The sequester will cut the workers’ salaries 20 percent, according to Jimmy Colvin, president of the local union.
“That’s going to have a devastating effect on our employees in order to pay their mortgages, pay their car payments, electric, gas and put food on the table,” Colvin said. “This is going to have an effect on the local economy as well. We are going to have 20 percent less to spend.”
The cuts will start on the last week of April and last until the end of the current federal fiscal year in September for many at the 4,500-worker base. At the protest, workers said the sequester should not have happened.
“This sequestration and furlough could have been avoided,” Colvin said. “All they had to do was submit a budget, submit it to the president for signature and this would have been avoided.
Colvin, like many in the protest, believed their representatives betrayed them.
“We have been discriminated against and have been singled out, by the congressmen, to have the full impact of this on our backs,” Colvin said.
All the members had signs provided by the union saying “Stop Furloughs,” “Stop Sequester,” and “Stop Pay Freeze.” The group of about 30 walked next to the visitor’s center, chanting, “Hey hey, ho ho, sequester’s got to go.”
Passing vehicles honked in solidarity to the protest. Roy Pannell, a former national vice president of the union, said the soldier overseas suffers because of the sequester cuts.
“It’s unconscionable, it’s un-American yet they wrap themselves around the flag,” Pannell said. “These employees have made a decision to hold the defense of this country.”
Scott Arnold, the current national vice president for the union’s sixth district, said, “Sequestration was never supposed to happen.”
“These are federal workers and dedicated workers,” Arnold said. “They’ve given $122 billion towards deficit reduction when you talk about pay freezes. You talk about the decrease of pension contributions, no other group has given that much to deficit reduction.”
Lois Mitchell, Bedford, said she has a grandson going to Afghanistan. She wanted to make sure the items Crane makes in supporting soldiers got to him.
“The people who are over there now, we’re not going to be able to help them,” Mitchell said.
“If we’re not going to support the warfighter, who will?” Colvin said.
Colvin said he and local secretary/treasurer Mary Crow went to Washington D.C. in February to talk about the sequester at Crane with congressmen from Indiana. He said their requests were heard “on deaf ears” and representatives like 8th District Rep. Larry Bucshon, R-Newburgh, and U.S. Sens. Dan Coats and Joe Donnelly should not be re-elected because of their inactions.
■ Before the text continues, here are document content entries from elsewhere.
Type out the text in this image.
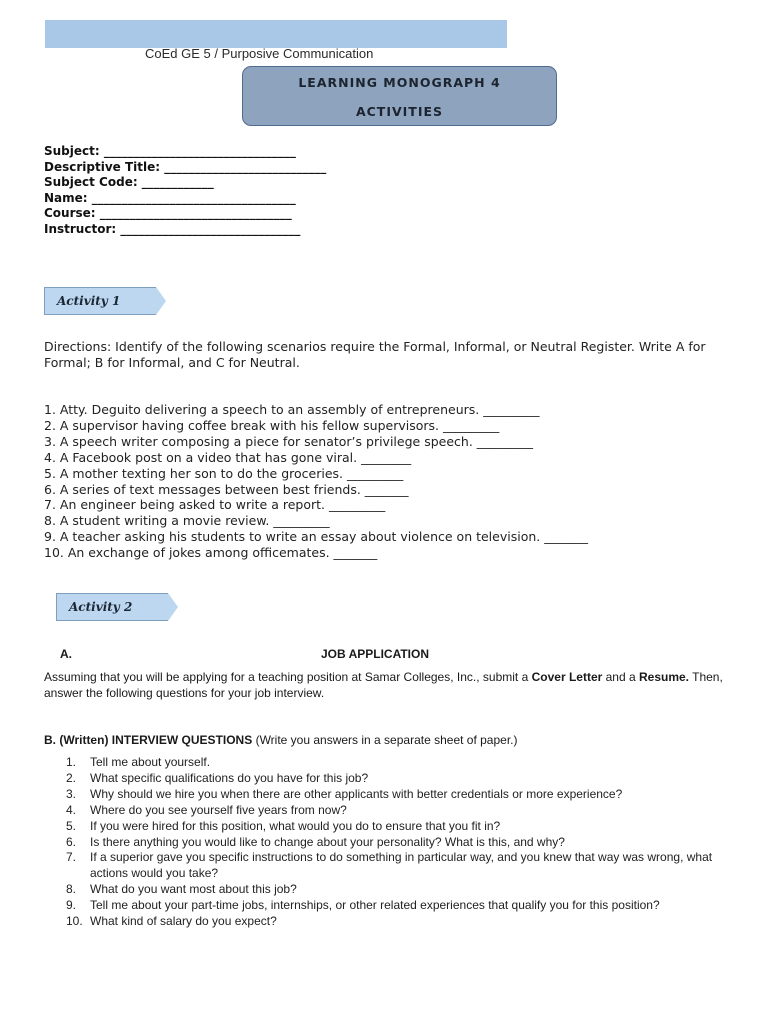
CoEd GE 5 / Purposive Communication
LEARNING MONOGRAPH 4
ACTIVITIES
Subject: ________________________________
Descriptive Title: ___________________________
Subject Code: ____________
Name: __________________________________
Course: ________________________________
Instructor: ______________________________
Activity 1
Directions: Identify of the following scenarios require the Formal, Informal, or Neutral Register. Write A for Formal; B for Informal, and C for Neutral.
1. Atty. Deguito delivering a speech to an assembly of entrepreneurs. _________
2. A supervisor having coffee break with his fellow supervisors. _________
3. A speech writer composing a piece for senator’s privilege speech. _________
4. A Facebook post on a video that has gone viral. ________
5. A mother texting her son to do the groceries. _________
6. A series of text messages between best friends. _______
7. An engineer being asked to write a report. _________
8. A student writing a movie review. _________
9. A teacher asking his students to write an essay about violence on television. _______
10. An exchange of jokes among officemates. _______
Activity 2
A.	JOB APPLICATION
Assuming that you will be applying for a teaching position at Samar Colleges, Inc., submit a Cover Letter and a Resume. Then, answer the following questions for your job interview.
B. (Written) INTERVIEW QUESTIONS (Write you answers in a separate sheet of paper.)
1.	Tell me about yourself.
2.	What specific qualifications do you have for this job?
3.	Why should we hire you when there are other applicants with better credentials or more experience?
4.	Where do you see yourself five years from now?
5.	If you were hired for this position, what would you do to ensure that you fit in?
6.	Is there anything you would like to change about your personality? What is this, and why?
7.	If a superior gave you specific instructions to do something in particular way, and you knew that way was wrong, what actions would you take?
8.	What do you want most about this job?
9.	Tell me about your part-time jobs, internships, or other related experiences that qualify you for this position?
10. What kind of salary do you expect?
Bucshon, through a spokesman, disagreed with the notion he has not done anything and said the congressman has voted twice for a federal budget without the sequester cuts.
Tara DiJulio, spokesperson for Coats, said he also opposed the legislation.
“The men and women at Crane go to work every day supporting our warfighters and Coats believes Washington should cut the hundreds of duplicative and inefficient programs within our federal government rather than furlough hardworking Hoosiers at Crane and the uniformed military technicians of the Indiana National Guard,” DiJulio said.
Donnelly, through a spokesperson, said, “It is past time to for Democrats and Republicans to set politics aside.”
“Hoosier priorities are at risk because lawmakers were unable to focus on finding common ground and instead chose to draw political lines in the sand,” the statement read. “Discussions about sequestration should not be about assigning blame and winning political fights — they should be focused on finding alternatives both parties can agree to.”
The cuts that will go into effect in April could have far reaching consequences, Colvin and others said. The loss of funds will hurt the local economy, including the WestGate Crane Tech Park, and local schools.
Crow, who lives in Daviess County, said the cuts will hurt local charities. Federal employees are invited to donate to the charity of their choice through the Combined Federal Campaign.
“I don’t think people will be able to afford it,” Crow said. “This base has been well known for its people to be generous.”